Hablaron poco lo que duró el viaje en el micro, pero los dos sonreían. “¿Van a pescar”, preguntó uno que pasaba por la plaza, prolongando una sonrisa burlona. Quedó resonando en la cabeza de Carlos el velado sarcasmo de esa voz. El niño vio al padre en su caminar perezoso hasta la orilla del agua. Estuvo allí un rato, mientras el chico iba aprestando los frascos y las cañas. Distrajo al hijo señalándole un pájaro oculto entre unas ramas y sacó de su mochila una bolsa que vació en el lago. El sol ya brillaba rabioso en el pasto. Se agachó para mover una rama por encima del agua, espantando algo. Llamó con un gesto al chico, que se sentó sobre el pasto, agarró con firmeza la caña y llevó el anzuelo lo más lejos que pudo de la orilla. Para él pescar era una espera ciega y estúpida, pero hoy era distinto. Con su hijo, todo era distinto.

El padre sacó de la mochila un frasco con alimento para peces. Lo tiró al agua, primero de a poco. Se quedó esperando un rato. Luego lo vació todo. Vio unos movimientos en el agua. Al principio, solo unas sombras. Luego, descubrió que todo era una reproducción perfecta de lo que había imaginado, desde aquel día que entró al negocio de su barrio donde venden peces y peceras.

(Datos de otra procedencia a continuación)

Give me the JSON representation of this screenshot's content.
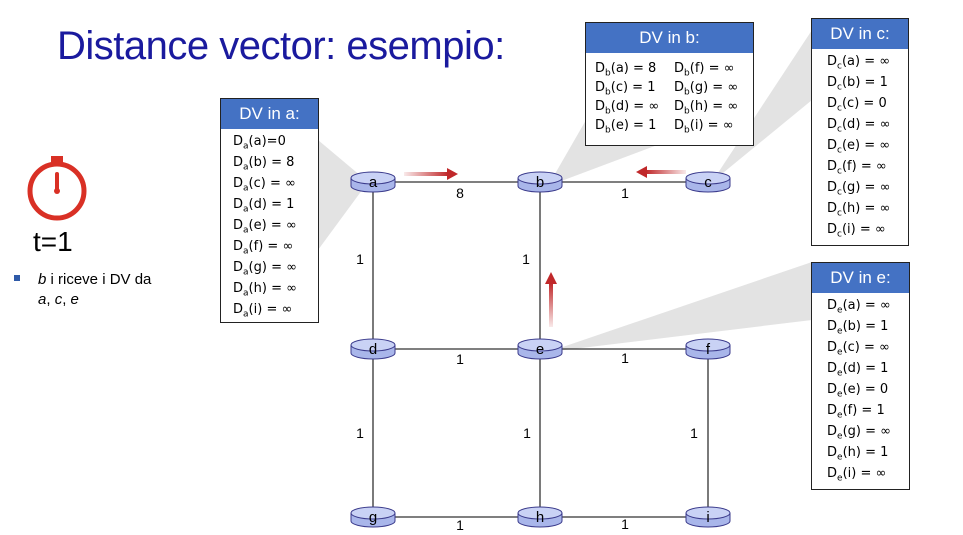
{
  "slide_title": "Distance vector: esempio:",
  "time_label": "t=1",
  "bullet": {
    "b": "b",
    "text1": " i riceve i DV da ",
    "a": "a",
    "sep1": ", ",
    "c": "c",
    "sep2": ", ",
    "e": "e"
  },
  "dv_a": {
    "title": "DV in a:",
    "rows": [
      {
        "sub": "a",
        "dest": "a",
        "val": "0",
        "sep": "="
      },
      {
        "sub": "a",
        "dest": "b",
        "val": "8",
        "sep": " = "
      },
      {
        "sub": "a",
        "dest": "c",
        "val": "∞",
        "sep": " = "
      },
      {
        "sub": "a",
        "dest": "d",
        "val": "1",
        "sep": " = "
      },
      {
        "sub": "a",
        "dest": "e",
        "val": "∞",
        "sep": " = "
      },
      {
        "sub": "a",
        "dest": "f",
        "val": "∞",
        "sep": " = "
      },
      {
        "sub": "a",
        "dest": "g",
        "val": "∞",
        "sep": " = "
      },
      {
        "sub": "a",
        "dest": "h",
        "val": "∞",
        "sep": " = "
      },
      {
        "sub": "a",
        "dest": "i",
        "val": "∞",
        "sep": " = "
      }
    ]
  },
  "dv_b": {
    "title": "DV in b:",
    "col1": [
      {
        "sub": "b",
        "dest": "a",
        "val": "8",
        "sep": " = "
      },
      {
        "sub": "b",
        "dest": "c",
        "val": "1",
        "sep": " = "
      },
      {
        "sub": "b",
        "dest": "d",
        "val": "∞",
        "sep": " = "
      },
      {
        "sub": "b",
        "dest": "e",
        "val": "1",
        "sep": " = "
      }
    ],
    "col2": [
      {
        "sub": "b",
        "dest": "f",
        "val": "∞",
        "sep": " = "
      },
      {
        "sub": "b",
        "dest": "g",
        "val": "∞",
        "sep": " = "
      },
      {
        "sub": "b",
        "dest": "h",
        "val": "∞",
        "sep": " = "
      },
      {
        "sub": "b",
        "dest": "i",
        "val": "∞",
        "sep": " = "
      }
    ]
  },
  "dv_c": {
    "title": "DV in c:",
    "rows": [
      {
        "sub": "c",
        "dest": "a",
        "val": "∞",
        "sep": " = "
      },
      {
        "sub": "c",
        "dest": "b",
        "val": "1",
        "sep": " = "
      },
      {
        "sub": "c",
        "dest": "c",
        "val": "0",
        "sep": " = "
      },
      {
        "sub": "c",
        "dest": "d",
        "val": "∞",
        "sep": " = "
      },
      {
        "sub": "c",
        "dest": "e",
        "val": "∞",
        "sep": " = "
      },
      {
        "sub": "c",
        "dest": "f",
        "val": "∞",
        "sep": " = "
      },
      {
        "sub": "c",
        "dest": "g",
        "val": "∞",
        "sep": " = "
      },
      {
        "sub": "c",
        "dest": "h",
        "val": "∞",
        "sep": " = "
      },
      {
        "sub": "c",
        "dest": "i",
        "val": "∞",
        "sep": " = "
      }
    ]
  },
  "dv_e": {
    "title": "DV in e:",
    "rows": [
      {
        "sub": "e",
        "dest": "a",
        "val": "∞",
        "sep": " = "
      },
      {
        "sub": "e",
        "dest": "b",
        "val": "1",
        "sep": " = "
      },
      {
        "sub": "e",
        "dest": "c",
        "val": "∞",
        "sep": " = "
      },
      {
        "sub": "e",
        "dest": "d",
        "val": "1",
        "sep": " = "
      },
      {
        "sub": "e",
        "dest": "e",
        "val": "0",
        "sep": " = "
      },
      {
        "sub": "e",
        "dest": "f",
        "val": "1",
        "sep": " = "
      },
      {
        "sub": "e",
        "dest": "g",
        "val": "∞",
        "sep": " = "
      },
      {
        "sub": "e",
        "dest": "h",
        "val": "1",
        "sep": " = "
      },
      {
        "sub": "e",
        "dest": "i",
        "val": "∞",
        "sep": " = "
      }
    ]
  },
  "nodes": [
    {
      "id": "a"
    },
    {
      "id": "b"
    },
    {
      "id": "c"
    },
    {
      "id": "d"
    },
    {
      "id": "e"
    },
    {
      "id": "f"
    },
    {
      "id": "g"
    },
    {
      "id": "h"
    },
    {
      "id": "i"
    }
  ],
  "links": [
    {
      "from": "a",
      "to": "b",
      "cost": "8"
    },
    {
      "from": "b",
      "to": "c",
      "cost": "1"
    },
    {
      "from": "a",
      "to": "d",
      "cost": "1"
    },
    {
      "from": "b",
      "to": "e",
      "cost": "1"
    },
    {
      "from": "d",
      "to": "e",
      "cost": "1"
    },
    {
      "from": "e",
      "to": "f",
      "cost": "1"
    },
    {
      "from": "d",
      "to": "g",
      "cost": "1"
    },
    {
      "from": "e",
      "to": "h",
      "cost": "1"
    },
    {
      "from": "f",
      "to": "i",
      "cost": "1"
    },
    {
      "from": "g",
      "to": "h",
      "cost": "1"
    },
    {
      "from": "h",
      "to": "i",
      "cost": "1"
    }
  ],
  "colors": {
    "title": "#1a1a9e",
    "header_fill": "#4472c4",
    "router_fill": "#bcc7f0",
    "arrow": "#c0282a",
    "clock": "#d93025"
  },
  "icons": {
    "clock": "stopwatch-icon",
    "bullet": "square-bullet-icon",
    "router": "router-icon",
    "arrow": "message-arrow-icon"
  }
}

Preguntó el precio de una pareja de peces de colores, sabiendo que, cualquiera fuera la respuesta, no podría pagarla. Esperó a que, ante la consulta de un cliente, el dueño se metiera adentro, para hacer lo que hizo. No se arrepintió de nada cuando vio a su hijo intentando contener la emoción al acercar sigilosamente el frasco navegando de costado, con la boca apuntando a ese pez rojizo que comía una espesa capa de alimento para peces que cubría como un techo la orilla del lago. El padre parecía hipnotizado por la sonrisa del hijo absorto en cada uno de sus movimientos. Al otro día arreglaría todo, diría que podría pagarle lo que salían esos peces dándole una mano de pintura al local, o haciéndoles algún arreglo. A fin de cuentas, no era tan grave lo que había hecho. Eso se repetía cuando entró al local y fingió mirar una de las peceras, mientras el dueño atendía a una clienta.

No se dio cuenta de que el dueño lo miró, al principio distraído, luego fijamente. Tampoco vio que tomó el celular, marcó un número y se fue adentro para hablar. De esa historia, lo único que se conoció fue lo publicado en un suelto, por un diario local, el 22 de marzo de 2002.

“Fue detenido el ladrón de un acuario, cuando al día siguiente volvió a merodear el lugar del delito. El comerciante lo reconoció porque las imágenes del robo habían quedado registradas en la cámara del local. La Policía intervino rápidamente apresando al delincuente”.